Mysterious Light Seen In Skies Across Northern California Was A Meteor

SAN FRANCISCO (CBS SF) – Social media was filled with photos, videos and questions Wednesday night about the bright light and strangely illuminated smoke contrail seen in the skies that were visible across the Bay Area and California.

Dozens of people called and emailed the KPIX 5 newsroom asking what the phenomenon was, but the reason behind the light and smoke initially was a bit of a mystery.

"It was far too big to be a firework," said Gus Graves of San Francisco.  "I'm thinking it's some sort of high-tech rocket that they're working on, possibly? Or aliens. One of the two."

"I was thinking it was a jet or something," said Kira Bulger of Oakland. "Like a fighter pilot that was leaving a crazy streak in the sky."

Bing Quock, assistant director of the Morrison Planetarium at the California Academy of Sciences, said that the Lick Observatory determined the mysterious light trail was a bright meteor.

"A very bright meteor that fell through the atmosphere, and it took place shortly after sunset so that the contrail that was left behind was still lit by the sun," Quock said.

He said that the reason for the meteor trail's question mark shape was high level wind in the atmosphere.

"And when upper winds in the atmosphere blew the contrail into nicely contorted shapes that looked like a strange glowing curlicue in the air that baffled a lot of people. But very likely just a bright meteor."

Shortly before 7 p.m., the National Weather Service posted on Twitter that, while not 100 percent confirmed, the object seen was probably a meteor.

Many took to social media to post pictures of the phenomenon. Reports of the sightings were made as far away as Sacramento, the Tahoe area and Southern California.

KPIX newsroom Assignment Editor Brian Dinsmore took several photos on his drive home in the East Bay.

In some photos, a large illuminated circle was visible on the top of the smoke plume. There appeared to be an increasing likelihood that the object was a meteor burning up in the atmosphere.

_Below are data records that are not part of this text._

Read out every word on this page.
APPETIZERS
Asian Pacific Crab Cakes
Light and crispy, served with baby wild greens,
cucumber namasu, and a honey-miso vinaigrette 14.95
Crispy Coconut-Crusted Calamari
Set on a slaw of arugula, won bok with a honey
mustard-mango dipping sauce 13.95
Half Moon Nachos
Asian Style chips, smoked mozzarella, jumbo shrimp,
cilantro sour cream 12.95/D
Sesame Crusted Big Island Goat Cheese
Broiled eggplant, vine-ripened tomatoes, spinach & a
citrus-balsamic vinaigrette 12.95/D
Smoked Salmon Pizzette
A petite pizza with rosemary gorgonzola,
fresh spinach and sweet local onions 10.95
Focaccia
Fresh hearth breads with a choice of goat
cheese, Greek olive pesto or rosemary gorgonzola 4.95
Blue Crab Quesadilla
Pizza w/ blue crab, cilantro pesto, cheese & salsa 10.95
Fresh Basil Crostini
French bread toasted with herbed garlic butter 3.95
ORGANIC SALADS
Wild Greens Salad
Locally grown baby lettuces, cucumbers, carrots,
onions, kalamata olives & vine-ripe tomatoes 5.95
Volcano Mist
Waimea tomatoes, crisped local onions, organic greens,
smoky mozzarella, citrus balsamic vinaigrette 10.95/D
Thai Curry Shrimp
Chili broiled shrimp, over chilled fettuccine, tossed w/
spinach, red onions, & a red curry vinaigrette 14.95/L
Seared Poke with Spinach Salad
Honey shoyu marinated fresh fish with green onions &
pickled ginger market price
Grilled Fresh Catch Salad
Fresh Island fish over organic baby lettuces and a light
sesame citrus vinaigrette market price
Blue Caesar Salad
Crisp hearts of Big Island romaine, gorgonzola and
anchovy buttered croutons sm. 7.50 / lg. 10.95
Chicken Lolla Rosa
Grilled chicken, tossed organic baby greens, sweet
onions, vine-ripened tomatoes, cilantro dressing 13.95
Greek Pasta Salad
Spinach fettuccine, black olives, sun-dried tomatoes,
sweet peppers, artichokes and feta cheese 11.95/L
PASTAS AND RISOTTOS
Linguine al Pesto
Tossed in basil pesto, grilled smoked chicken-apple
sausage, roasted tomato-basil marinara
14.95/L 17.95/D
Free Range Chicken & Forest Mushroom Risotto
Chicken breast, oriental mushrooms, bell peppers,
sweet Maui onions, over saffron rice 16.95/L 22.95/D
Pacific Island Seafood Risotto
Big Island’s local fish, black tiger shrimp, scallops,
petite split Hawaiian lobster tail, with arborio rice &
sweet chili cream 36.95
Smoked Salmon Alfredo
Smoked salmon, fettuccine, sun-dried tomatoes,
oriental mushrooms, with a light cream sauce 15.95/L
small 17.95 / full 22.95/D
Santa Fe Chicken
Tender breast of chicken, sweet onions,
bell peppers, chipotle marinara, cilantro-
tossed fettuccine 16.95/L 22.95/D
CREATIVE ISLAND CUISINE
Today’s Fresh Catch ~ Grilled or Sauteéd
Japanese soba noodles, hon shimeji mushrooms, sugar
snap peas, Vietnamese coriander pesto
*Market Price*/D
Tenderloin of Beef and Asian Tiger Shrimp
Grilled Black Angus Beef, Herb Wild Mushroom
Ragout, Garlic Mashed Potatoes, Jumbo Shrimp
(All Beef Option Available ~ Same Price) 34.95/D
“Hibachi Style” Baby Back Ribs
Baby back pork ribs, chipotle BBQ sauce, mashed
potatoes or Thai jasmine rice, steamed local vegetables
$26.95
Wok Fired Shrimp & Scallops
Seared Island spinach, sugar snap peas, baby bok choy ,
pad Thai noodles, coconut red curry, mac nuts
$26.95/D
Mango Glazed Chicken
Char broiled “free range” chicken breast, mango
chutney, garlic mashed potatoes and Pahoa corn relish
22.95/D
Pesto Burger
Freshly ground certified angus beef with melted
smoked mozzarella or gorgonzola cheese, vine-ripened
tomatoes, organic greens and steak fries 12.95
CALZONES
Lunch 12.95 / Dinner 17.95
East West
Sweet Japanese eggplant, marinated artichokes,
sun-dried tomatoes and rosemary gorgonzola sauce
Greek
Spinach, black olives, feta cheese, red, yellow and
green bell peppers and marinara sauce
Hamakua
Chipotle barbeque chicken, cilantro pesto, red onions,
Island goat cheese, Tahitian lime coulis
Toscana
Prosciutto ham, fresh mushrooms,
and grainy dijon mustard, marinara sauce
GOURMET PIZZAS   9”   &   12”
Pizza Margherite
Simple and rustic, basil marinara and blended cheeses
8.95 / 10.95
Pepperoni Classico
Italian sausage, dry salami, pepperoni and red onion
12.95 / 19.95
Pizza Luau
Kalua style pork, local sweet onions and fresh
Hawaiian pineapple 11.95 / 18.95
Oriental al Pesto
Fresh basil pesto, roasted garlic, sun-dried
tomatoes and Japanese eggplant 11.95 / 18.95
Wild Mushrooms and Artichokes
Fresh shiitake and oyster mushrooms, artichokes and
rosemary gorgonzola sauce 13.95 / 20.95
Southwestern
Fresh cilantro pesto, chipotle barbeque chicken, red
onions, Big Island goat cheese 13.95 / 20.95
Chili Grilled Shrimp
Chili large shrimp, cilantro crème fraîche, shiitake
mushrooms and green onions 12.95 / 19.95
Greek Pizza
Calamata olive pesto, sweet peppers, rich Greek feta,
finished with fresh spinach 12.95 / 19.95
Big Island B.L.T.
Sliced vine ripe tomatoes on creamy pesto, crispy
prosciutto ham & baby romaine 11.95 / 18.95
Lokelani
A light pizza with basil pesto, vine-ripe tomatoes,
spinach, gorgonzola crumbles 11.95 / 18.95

There was some initial speculation that the lights could be related to a scheduled rocket launch at Vandenberg Air Force Base, but that launch was scrubbed early Wednesday evening.

Last October, a SpaceX Falcon 9 rocket carried an Argentinian Earth-observation satellite into space before the rocket's first-stage booster landed back at its California launch site, creating an uproar across California with the unusual contrails the launch left in the sky.